Я совсем не хотел быть ещё одним другом, который добр и отзывчив, который всегда придёт на помощь. И больше всего я боялся, что Акела начнёт смеяться надо мной, как Селена. Если насмешки от Селены я мог бы снести, то от разбойницы... При одной мысли о таком положении мне становилось обидно и начинало мутить.
Все эти мысли проносились в голове стоило мне остаться в одиночестве. Когда я встречал Акелу, во мне всё словно переворачивалось. Глупые сомнения улетали прочь от одной её улыбки.
И первый же вопрос о возможной свадьбе, смутил девушку. Но когда я увидел её примеряющей подвенечное платье, то все мои сомнения испарились как роса под солнцем пустыни. Она была не против... Даже не так! Она была этому рада!
И когда я поднёс ей колечко с бриллиантом, всё было уже решено...
Между тем Магдалена была права. До того времени, как я решил взять на себя ответственность за Акелу, моя судьба была проста и кристально ясна: бесконечные путешествия и походы вместе с другими героями в самые дальние уголки нашего мира. Теперь же все её риторические вопросы требовали ответов.
Уже тогда, в пятнадцать лет мне пришлось задуматься о далёком будущем. И что самое интересное, ответ нашёлся быстро: он прямо-таки лежал на поверхности. Я мог бы профессионально научиться тому, к чему у меня и так лежит душа, и работать не среди героев, но среди простых людей.
Именно тогда я решил стать доктором.
Отец Филоктет одобрил моё желание и благословил мою учёбу, и будущий брак.
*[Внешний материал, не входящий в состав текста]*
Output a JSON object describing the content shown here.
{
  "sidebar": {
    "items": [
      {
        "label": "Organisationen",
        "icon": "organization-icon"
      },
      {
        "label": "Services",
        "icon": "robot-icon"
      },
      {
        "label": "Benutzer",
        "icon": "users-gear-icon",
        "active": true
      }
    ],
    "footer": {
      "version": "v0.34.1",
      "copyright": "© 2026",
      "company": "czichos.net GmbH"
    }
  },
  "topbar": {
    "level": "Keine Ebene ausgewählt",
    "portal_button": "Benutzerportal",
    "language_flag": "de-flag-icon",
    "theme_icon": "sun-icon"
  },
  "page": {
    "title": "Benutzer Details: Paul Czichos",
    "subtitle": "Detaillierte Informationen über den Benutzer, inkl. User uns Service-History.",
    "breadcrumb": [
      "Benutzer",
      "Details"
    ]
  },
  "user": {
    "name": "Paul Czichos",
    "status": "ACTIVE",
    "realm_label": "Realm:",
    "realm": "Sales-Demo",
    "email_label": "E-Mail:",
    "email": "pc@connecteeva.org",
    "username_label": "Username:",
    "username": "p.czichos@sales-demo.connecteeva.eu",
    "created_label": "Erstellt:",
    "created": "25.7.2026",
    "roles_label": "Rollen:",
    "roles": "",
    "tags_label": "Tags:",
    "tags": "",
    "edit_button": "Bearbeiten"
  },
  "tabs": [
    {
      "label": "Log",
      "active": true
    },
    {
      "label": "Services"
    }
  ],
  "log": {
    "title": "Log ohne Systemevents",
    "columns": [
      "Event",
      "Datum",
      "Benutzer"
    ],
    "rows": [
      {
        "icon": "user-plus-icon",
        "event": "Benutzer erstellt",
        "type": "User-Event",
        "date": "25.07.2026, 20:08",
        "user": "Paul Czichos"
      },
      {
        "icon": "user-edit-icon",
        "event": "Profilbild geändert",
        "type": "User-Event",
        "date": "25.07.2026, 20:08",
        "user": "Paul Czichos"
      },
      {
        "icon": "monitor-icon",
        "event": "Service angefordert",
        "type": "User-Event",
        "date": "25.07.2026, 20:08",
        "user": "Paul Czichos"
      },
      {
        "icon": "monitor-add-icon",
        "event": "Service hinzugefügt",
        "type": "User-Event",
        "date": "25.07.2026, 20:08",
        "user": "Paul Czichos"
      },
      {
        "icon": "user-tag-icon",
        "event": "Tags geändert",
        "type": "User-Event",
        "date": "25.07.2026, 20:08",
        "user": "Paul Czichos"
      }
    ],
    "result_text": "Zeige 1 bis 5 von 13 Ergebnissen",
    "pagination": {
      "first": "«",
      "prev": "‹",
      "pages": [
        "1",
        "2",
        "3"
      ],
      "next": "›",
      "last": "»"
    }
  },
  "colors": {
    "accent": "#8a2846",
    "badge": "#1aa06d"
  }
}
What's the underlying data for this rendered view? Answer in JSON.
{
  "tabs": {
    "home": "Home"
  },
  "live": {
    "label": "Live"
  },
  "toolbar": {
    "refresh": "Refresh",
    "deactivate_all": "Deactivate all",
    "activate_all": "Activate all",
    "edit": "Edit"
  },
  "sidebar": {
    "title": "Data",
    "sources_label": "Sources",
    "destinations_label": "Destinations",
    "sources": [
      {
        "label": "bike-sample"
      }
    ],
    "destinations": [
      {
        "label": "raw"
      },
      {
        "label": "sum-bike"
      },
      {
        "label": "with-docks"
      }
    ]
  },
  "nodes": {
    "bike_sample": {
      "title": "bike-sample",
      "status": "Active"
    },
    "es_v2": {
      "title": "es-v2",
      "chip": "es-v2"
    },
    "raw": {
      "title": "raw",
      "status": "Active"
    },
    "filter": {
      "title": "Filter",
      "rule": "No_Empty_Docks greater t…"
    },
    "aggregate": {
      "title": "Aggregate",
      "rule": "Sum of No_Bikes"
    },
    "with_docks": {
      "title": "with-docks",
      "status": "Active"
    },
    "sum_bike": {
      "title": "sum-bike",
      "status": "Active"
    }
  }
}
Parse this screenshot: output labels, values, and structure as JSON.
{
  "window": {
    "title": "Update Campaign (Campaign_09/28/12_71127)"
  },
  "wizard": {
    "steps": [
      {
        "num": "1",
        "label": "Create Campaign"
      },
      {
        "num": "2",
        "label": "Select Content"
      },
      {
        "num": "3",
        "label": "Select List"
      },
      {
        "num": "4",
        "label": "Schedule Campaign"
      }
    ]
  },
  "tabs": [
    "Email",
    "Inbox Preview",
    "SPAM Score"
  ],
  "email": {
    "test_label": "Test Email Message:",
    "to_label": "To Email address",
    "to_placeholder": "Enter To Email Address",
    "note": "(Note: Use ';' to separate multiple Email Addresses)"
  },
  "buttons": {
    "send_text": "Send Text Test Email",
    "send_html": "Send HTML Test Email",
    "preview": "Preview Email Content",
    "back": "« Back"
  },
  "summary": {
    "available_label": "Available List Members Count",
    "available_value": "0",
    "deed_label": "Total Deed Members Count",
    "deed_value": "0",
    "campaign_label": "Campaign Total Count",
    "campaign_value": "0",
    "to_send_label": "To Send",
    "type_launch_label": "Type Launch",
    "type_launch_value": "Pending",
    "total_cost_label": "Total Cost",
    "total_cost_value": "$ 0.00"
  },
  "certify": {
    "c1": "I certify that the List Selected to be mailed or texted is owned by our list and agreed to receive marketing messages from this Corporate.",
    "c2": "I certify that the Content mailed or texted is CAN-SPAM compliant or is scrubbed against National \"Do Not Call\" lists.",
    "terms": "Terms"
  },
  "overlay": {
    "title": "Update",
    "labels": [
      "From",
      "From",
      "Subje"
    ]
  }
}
Старшая сестра не удержалась от шпильки и выдала: "Простым докторам платят не так уж много, так что ты уж постарайся стать самым лучшим!"
-С Божьей помощью, - ответил ей я.
Дни перед нашей свадьбой с Акелой были самыми суматошными и самыми потрясающими. Практически всё время мы проводили вместе, что в общем-то не рекомендуется жениху и невесте... И я тогда понял, почему. Мы оба поняли.
Каким чудом мы держались до самого последнего момента, даже сейчас представить трудно. В наших сердцах уже все было решено, и они рвались друг к другу не взирая на все общественные правила. Каждый взгляд, каждое прикосновение вызывало такую бурю ощущений, что иногда становилось страшно.
Невероятным усилием воли, мы не виделись в два последних дня.
Свадьба была весёлая и пролетела во мгновение ока. И наконец-то мы остались наедине.
Моё семейство подарило нам поездку на Явайи, что стало для нас необыкновенным приключением. Все воспоминания о тех моментах для меня осияны золотым светом летнего солнца.